# Second Order Circuit

#### Bernardri

Joined Dec 17, 2018
5
Hello, I would like some help with this second order circuit exercise.

I did'nt understand why the solution says that V (0) = -30 V.

Also, I did not understand why the capacitor's voltage (Vc) is -30 V.

Isn't the voltage for t <0 (when the capacitor is loaded) the same as the voltage source?

The exercise asked for the circuit below i(t) for t>0 . The switch opens at t=0 after a long time closed My attempt:

For t<0: V(0)= 30 V and i(0)= 15 A

For t>0:

α= R/(2L)= 2/(2*0,5)= 2

omega = 1/sqrt (LC) = 1/sqrt(0.5*0.25) = 2.82942712475

Under-damped:

di/dt= -2(15 cos(2t)+ B sin(2t))e^-2t + (-2*15 sin (2t) + 2 Bcos(2t))e^2t

di(0)/dt = -30+ 2B = -(1/L) [R*i(o)+ Vc(0)] = -2 [30+30] = -120

-30+2B=-120

B= -45

i(t)= 15 cos (2t) + (-45 sin (2t))e^-2t A

So, the answer isn't the same as the book's solution.

#### Bernardri

Joined Dec 17, 2018
5
Apparently they are using the left side of the capacitor as the common/ground reference.
Below is the LTspice simulation of the circuit:
The response is slightly underdamped as you stated.

View attachment 166018
Do you think that the equation that describes i(t). i(t) = (15 cos (2t) + 15 sin(2t))e^-2t A , is correct?
Thank you very much, Crutshow.

#### crutschow

Joined Mar 14, 2008
30,098
Do you think that the equation that describes i(t). i(t) = (15 cos (2t) + 15 sin(2t))e^-2t A , is correct?
Not sure.
Sorry, I don't do math problems unless I absolutely have to. #### MrAl

Joined Jun 17, 2014
9,151
Hello, I would like some help with this second order circuit exercise.

I did'nt understand why the solution says that V (0) = -30 V.

Also, I did not understand why the capacitor's voltage (Vc) is -30 V.

Isn't the voltage for t <0 (when the capacitor is loaded) the same as the voltage source?

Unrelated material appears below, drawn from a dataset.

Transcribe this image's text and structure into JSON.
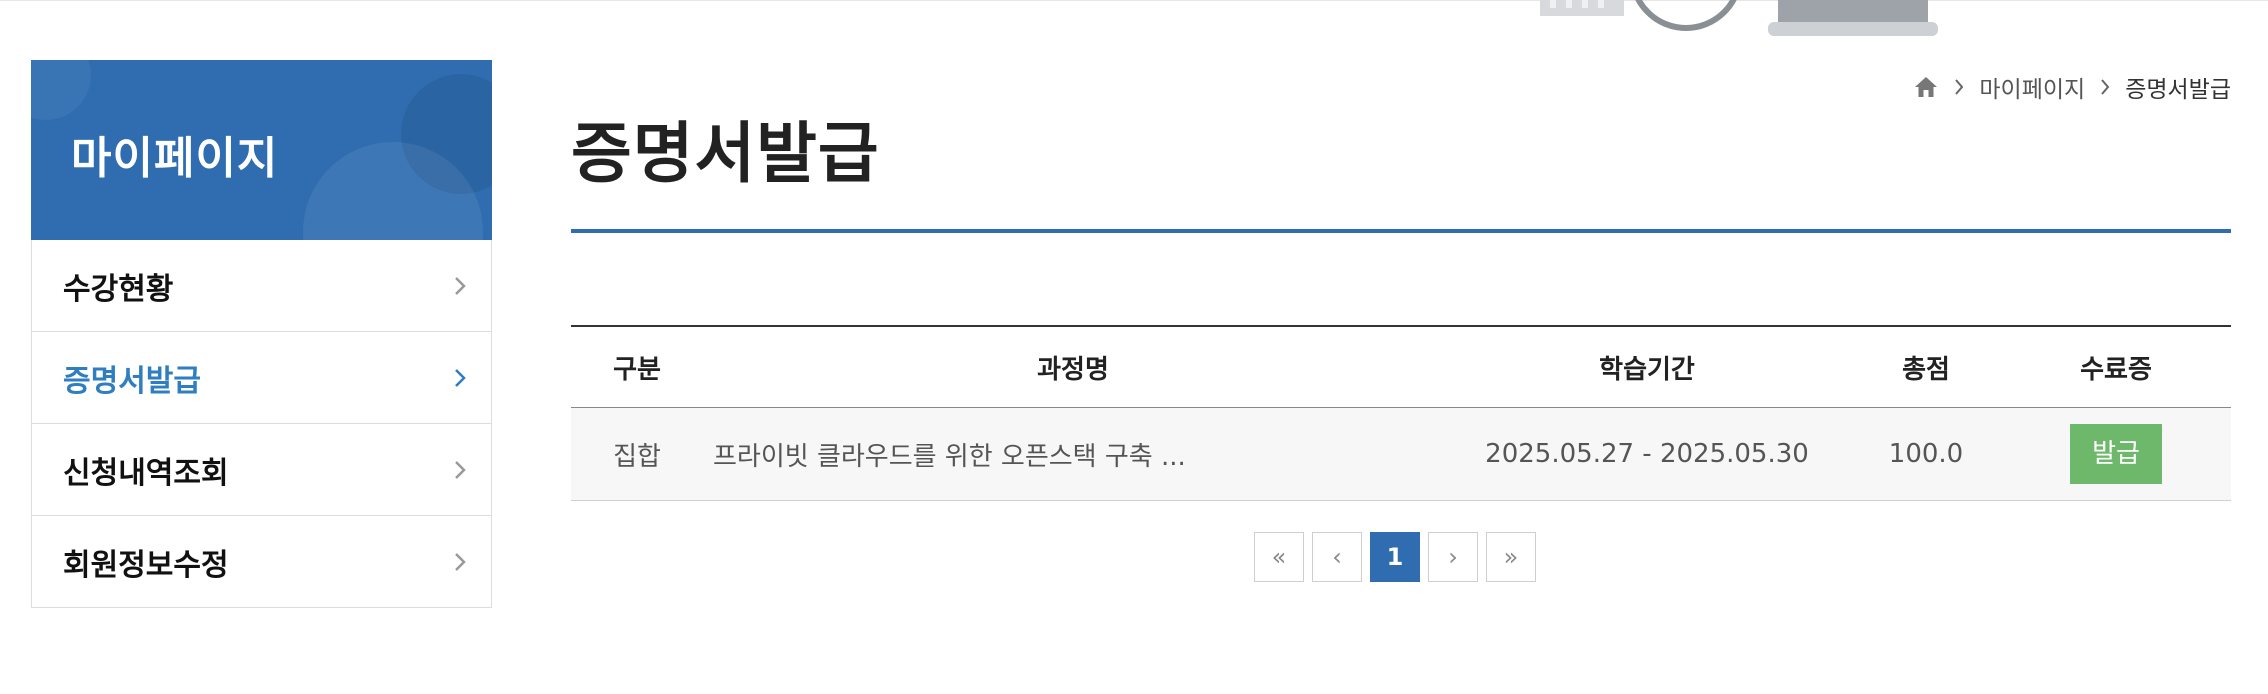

The exercise asked for the circuit below i(t) for t>0 . The switch opens at t=0 after a long time closed
View attachment 166014

My attempt:

For t<0: V(0)= 30 V and i(0)= 15 A

For t>0:

α= R/(2L)= 2/(2*0,5)= 2

omega = 1/sqrt (LC) = 1/sqrt(0.5*0.25) = 2.82942712475

Under-damped:

di/dt= -2(15 cos(2t)+ B sin(2t))e^-2t + (-2*15 sin (2t) + 2 Bcos(2t))e^2t

di(0)/dt = -30+ 2B = -(1/L) [R*i(o)+ Vc(0)] = -2 [30+30] = -120

-30+2B=-120

B= -45

i(t)= 15 cos (2t) + (-45 sin (2t))e^-2t A

So, the answer isn't the same as the book's solution.
Hello,

Are there some things missing from this problem statement?
I ask because the bottom of the second circuit diagram looks like it is missing.

Also, is the -30v the initial cap voltage? That's what it looks like, but it would be better if we could see the whole problem statement and also the solution too. This is not a difficult problem but we need the exact problem specification to answer adequately.